Fast CSV reader based on Rust CSV crate
Installation
- Install Rust
curl https://sh.rustup.rs -sSf | sh
Don't miss this message:
Rust is installed now. Great!
To get started you need Cargo's bin directory ($HOME/.cargo/bin) in your PATH
environment variable. Next time you log in this will be done automatically.

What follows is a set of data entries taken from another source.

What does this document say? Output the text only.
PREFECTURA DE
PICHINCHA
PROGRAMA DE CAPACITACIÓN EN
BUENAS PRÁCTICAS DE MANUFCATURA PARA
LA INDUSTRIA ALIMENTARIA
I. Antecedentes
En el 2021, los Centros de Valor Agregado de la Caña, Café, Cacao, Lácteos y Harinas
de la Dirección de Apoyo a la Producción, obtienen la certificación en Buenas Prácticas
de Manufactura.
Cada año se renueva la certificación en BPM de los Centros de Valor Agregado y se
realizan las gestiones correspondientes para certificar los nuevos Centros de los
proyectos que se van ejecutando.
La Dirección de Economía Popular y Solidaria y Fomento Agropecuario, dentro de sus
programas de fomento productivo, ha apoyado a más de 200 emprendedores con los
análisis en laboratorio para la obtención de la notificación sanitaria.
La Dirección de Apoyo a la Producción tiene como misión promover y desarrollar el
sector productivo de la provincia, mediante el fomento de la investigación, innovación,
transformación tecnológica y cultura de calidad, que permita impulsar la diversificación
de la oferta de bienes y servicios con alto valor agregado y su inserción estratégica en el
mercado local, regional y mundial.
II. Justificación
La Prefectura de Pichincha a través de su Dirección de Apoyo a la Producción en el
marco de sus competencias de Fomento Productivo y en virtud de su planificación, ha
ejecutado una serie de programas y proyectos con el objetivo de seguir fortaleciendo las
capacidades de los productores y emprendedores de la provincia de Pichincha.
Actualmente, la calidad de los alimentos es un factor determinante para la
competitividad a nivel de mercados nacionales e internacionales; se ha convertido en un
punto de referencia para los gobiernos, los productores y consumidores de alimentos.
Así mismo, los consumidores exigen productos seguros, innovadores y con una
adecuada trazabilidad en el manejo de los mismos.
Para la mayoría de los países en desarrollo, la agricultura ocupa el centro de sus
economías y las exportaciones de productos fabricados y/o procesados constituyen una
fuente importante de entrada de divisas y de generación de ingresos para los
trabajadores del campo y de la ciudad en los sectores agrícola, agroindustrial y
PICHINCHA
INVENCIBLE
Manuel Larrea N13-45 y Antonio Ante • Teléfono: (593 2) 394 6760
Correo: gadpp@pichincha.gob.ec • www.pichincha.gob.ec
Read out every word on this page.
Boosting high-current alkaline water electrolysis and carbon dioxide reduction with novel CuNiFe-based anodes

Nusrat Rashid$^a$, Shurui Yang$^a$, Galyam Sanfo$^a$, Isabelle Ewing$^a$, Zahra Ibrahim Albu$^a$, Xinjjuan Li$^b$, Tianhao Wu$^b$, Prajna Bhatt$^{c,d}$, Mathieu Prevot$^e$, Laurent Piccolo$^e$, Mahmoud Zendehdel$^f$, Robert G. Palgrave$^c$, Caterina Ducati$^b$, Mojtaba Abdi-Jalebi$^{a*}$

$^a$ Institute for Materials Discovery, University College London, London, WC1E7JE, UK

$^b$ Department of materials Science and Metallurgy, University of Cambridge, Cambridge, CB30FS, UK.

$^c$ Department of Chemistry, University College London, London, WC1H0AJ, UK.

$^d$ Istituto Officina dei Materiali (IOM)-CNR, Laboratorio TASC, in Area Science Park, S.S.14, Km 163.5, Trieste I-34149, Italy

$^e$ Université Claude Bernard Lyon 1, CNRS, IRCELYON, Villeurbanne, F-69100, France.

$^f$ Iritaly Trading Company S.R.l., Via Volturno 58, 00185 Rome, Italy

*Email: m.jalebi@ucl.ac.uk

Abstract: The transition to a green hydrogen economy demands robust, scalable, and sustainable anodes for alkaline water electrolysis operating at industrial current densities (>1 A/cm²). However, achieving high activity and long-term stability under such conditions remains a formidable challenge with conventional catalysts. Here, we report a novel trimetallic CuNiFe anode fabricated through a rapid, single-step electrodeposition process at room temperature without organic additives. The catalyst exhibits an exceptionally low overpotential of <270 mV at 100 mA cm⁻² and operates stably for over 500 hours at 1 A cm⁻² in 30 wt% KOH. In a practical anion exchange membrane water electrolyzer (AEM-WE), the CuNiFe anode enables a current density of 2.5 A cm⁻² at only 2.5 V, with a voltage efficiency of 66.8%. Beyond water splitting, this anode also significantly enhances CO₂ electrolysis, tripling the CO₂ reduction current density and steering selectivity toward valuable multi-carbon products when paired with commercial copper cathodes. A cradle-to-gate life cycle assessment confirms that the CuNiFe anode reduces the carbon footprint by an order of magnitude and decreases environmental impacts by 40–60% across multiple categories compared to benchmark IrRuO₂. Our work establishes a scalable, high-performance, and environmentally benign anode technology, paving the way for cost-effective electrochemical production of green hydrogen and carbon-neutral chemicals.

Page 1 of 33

To configure your current shell run source $HOME/.cargo/env
gem install xcsv
Usage
require 'xcsv'
# Enumerable
XCSV.open("foo.csv") do |csv_reader|
csv_reader.each do |rec|
rec #=> [col1, col2, col3, ...]
end
end
XCSV.open("foo.csv") do |csv_reader|
csv_reader.take(10).to_a #=> [[col1, ...], [col1, ...], ...]
end
# while loop
XCSV.open("bar.csv") do |csv_reader|
while (rec = csv_reader.next) do
rec #=> [col1, col2, col3, ...]
end
end
# Both forms will gunzip if file name ends with .gz
XCSV.open("foo_bar.csv.gz") do |csv_reader|
while (rec = csv_reader.next) do
rec #=> [col1, col2, col3, ...]
end
end
Benchmarks
Code
# FastestCSV
FastestCSV.foreach('sample.csv') do |rec|
end
# XCSV
XCSV.open('sample.csv') do |csv_reader|
while (rec = csv_reader.next) do
end
end
# CSV
CSV.foreach('sample.csv') do |rec|
end
Parameters
Records | File size | CPU |
---|---|---|
1M | 742M (426M .gz) | i7-6600U @ 2.60GHz |
Elapsed time (secs):
FastestCSV | XCSV | XCSV (.gz) | CSV |
---|---|---|---|
10.1 | 12.4 | 20.7 | 50.5 |
Note: FastestCSV doesn't decode embedded newlines